Por otra parte, el hecho de estar tantas horas hiperconectados nos desconecta de estar con nosotros mismos, con lo que realmente nos sucede, así como con los seres queridos que tenemos alrededor. Pero supongamos que no descuidamos nuestras relaciones personales, igualmente una vez que obtenemos esos objetos vemos en realidad que la sensación de entusiasmo dura unos días, luego desparece tras la búsqueda de nuevos objetos, es como el cuento de nunca acabar siempre estamos corriendo detrás de más y más, olvidando que la vida se nos escapa de las manos, el momento de vivirla es hoy.

Sin darnos cuenta, estos productos estas marcas intentan “dar sentido a nuestros días” y pronto el enunciado de Descartes se convierte en “consumo luego existo”. Es descabellado pero de alguna forma caemos en esta vorágine sin ser demasiado conscientes.

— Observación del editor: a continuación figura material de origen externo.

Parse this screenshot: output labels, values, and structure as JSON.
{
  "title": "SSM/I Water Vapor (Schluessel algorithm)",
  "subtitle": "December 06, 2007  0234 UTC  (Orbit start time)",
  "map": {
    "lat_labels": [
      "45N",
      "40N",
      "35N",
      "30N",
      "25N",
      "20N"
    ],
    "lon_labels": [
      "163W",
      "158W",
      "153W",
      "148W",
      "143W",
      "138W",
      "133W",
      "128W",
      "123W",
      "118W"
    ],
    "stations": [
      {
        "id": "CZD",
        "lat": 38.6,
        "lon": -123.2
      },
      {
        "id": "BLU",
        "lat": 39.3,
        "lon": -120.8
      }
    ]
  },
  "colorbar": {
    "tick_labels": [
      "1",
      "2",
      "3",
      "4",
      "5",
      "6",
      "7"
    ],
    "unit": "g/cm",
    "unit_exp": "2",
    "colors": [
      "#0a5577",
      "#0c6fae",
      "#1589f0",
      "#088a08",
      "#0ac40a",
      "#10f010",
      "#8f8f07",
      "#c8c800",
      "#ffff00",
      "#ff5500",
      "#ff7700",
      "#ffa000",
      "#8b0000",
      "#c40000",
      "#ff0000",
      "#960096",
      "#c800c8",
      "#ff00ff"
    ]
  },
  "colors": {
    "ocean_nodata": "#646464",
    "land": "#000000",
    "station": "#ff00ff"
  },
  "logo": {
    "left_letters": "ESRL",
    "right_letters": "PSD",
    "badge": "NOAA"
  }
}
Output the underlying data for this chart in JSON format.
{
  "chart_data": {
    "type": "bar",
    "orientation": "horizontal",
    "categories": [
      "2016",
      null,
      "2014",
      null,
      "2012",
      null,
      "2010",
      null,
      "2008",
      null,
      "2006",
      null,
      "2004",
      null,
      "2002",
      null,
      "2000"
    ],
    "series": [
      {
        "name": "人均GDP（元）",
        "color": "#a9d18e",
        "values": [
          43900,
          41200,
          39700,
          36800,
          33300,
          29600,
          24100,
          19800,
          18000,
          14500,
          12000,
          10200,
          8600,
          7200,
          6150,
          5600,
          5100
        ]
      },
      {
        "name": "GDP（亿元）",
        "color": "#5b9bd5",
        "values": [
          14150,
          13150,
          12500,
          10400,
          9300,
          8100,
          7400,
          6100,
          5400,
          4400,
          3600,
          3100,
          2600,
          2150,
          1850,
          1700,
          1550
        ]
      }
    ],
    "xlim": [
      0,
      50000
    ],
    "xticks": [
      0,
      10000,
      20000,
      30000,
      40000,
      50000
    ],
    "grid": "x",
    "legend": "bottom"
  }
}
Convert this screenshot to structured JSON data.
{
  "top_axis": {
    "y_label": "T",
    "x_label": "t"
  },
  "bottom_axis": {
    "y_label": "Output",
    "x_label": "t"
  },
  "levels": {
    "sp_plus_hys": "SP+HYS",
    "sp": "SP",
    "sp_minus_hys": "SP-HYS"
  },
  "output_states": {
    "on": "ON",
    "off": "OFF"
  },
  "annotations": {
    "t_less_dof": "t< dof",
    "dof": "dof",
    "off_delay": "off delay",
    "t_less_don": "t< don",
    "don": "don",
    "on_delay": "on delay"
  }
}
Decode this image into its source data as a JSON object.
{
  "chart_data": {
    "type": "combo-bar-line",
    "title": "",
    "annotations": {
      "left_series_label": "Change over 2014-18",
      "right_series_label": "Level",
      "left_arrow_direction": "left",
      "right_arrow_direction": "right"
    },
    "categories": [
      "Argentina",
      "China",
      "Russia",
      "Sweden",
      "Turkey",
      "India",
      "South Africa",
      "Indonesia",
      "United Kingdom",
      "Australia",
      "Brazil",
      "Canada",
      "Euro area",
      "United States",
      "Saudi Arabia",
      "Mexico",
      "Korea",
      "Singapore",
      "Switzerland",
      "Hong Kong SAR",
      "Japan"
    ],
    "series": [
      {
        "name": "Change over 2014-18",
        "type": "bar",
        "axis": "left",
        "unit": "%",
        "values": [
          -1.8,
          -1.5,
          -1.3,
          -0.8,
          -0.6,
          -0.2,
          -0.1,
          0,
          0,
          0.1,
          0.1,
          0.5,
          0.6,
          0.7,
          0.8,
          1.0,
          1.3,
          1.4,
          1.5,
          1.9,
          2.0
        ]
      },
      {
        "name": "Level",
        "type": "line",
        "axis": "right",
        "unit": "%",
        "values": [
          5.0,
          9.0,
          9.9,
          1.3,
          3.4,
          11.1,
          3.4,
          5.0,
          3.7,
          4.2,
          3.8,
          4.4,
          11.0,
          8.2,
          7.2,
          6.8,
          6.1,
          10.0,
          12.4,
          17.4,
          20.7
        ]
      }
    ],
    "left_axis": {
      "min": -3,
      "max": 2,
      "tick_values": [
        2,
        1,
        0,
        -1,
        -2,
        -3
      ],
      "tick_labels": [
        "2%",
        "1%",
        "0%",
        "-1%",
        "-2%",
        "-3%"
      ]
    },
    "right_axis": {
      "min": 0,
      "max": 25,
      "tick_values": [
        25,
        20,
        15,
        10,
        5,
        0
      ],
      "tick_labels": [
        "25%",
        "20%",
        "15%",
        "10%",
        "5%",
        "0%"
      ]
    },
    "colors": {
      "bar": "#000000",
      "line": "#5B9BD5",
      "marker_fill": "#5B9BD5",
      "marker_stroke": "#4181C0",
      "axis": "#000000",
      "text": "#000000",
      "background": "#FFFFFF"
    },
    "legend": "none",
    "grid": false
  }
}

La religión del consumo no es altruista, no promueve la solidaridad, por el contrario estimula la competitividad, hace de la vida una posesión y no un don. Del mismo modo, la globalización ha reducido al mundo a un gran mercado, donde todo se transforma pronto en mercancía, tanto ideas, proyectos relaciones personales, y así el valor de cambio de los productos adquiere más importancia que el valor de uso. De esta forma la marca convierte un objeto en fetiche a tal punto de que otorga a quien lo usa un valor superior al que tiene por su naturaleza humana.

Lamentablemente, de la religión de consumo no se escapa nadie, es una fuente inevitable que “alivia angustias, garantiza prosperidad y alegría” Lo entrecomillo porque realmente en el diario vivir vemos que si bien es una fuente prácticamente imposible de esquivar no tiene efectos tan maravillosos, por algo los consultorios médicos están llenos de personas estresadas, que no pueden dormir, con mil dolencias producto de una vida carente de sentido, o al menos de gente que se siente desdichada.

Todo esto nos lleva a exista un fuerte predominio del tener sobre el ser, ya que es una de las principales actitudes inherentes al consumismo que nos lleva a querer satisfacer todas nuestras necesidades y aún peor a generarnos nuevas e inagotables posibilidades. Así surgen importantes preguntas: ¿Tengo conocimiento o conozco?, ¿tengo fe o soy en el camino de la fe?, ¿tengo amor o estoy en el amor?... ¿Cuál es la diferencia entre tener y ser?

Cuando nos cuestionamos si tenemos conocimientos o conocemos, al adquirirlos tomamos y conservamos información, mientras que conocer implica sumergirnos en un pensamiento productivo, crítico que nos permite acercarnos a la verdad, para ser más libres a la hora de decidir ¿cómo vivir?, para no dejarnos engañar por falsas promesas o información que lejos de nutrirnos nos confunde y nos conduce por un rumbo equivocado.

Algunas veces nos apegamos a las relaciones, a los trabajos, a los hogares, a las pertenencias materiales… y perdemos de vista que somos un diminuto punto en el Universo. De pronto, sentimos que estamos desperdiciando el camino, las oportunidades, y que el exceso de equipaje se cobra ya en cualquier aeropuerto del mundo ¿Pero, por qué?

Sencillamente, los recursos naturales son finitos y escasean, cada vez somos más personas en el planeta, donde unas pocas viven en la opulencia mientras otros millones mueren de hambre y miseria. Probablemente cada vez que demos vuelta la cara al problema existente hagamos que la subsistencia del Planeta sea menos probable y efectiva.

Quizás al exceso de equipaje, sea necesario agregar las mochilas emocionales que nos acompañaron a lo largo de la vida, y desechar todo lo que realmente no nos haga falta. Caminar livianos de equipaje hace el recorrido más libre y fructífero. Posiblemente deberíamos hacer como Sócrates que recorría las calles de Atenas mirando lo que había en las tiendas, y cuando un vendedor se acercaba a preguntarle qué quería el filósofo respondía: “Nada, solamente miro las muchas cosas que no necesito para ser feliz”.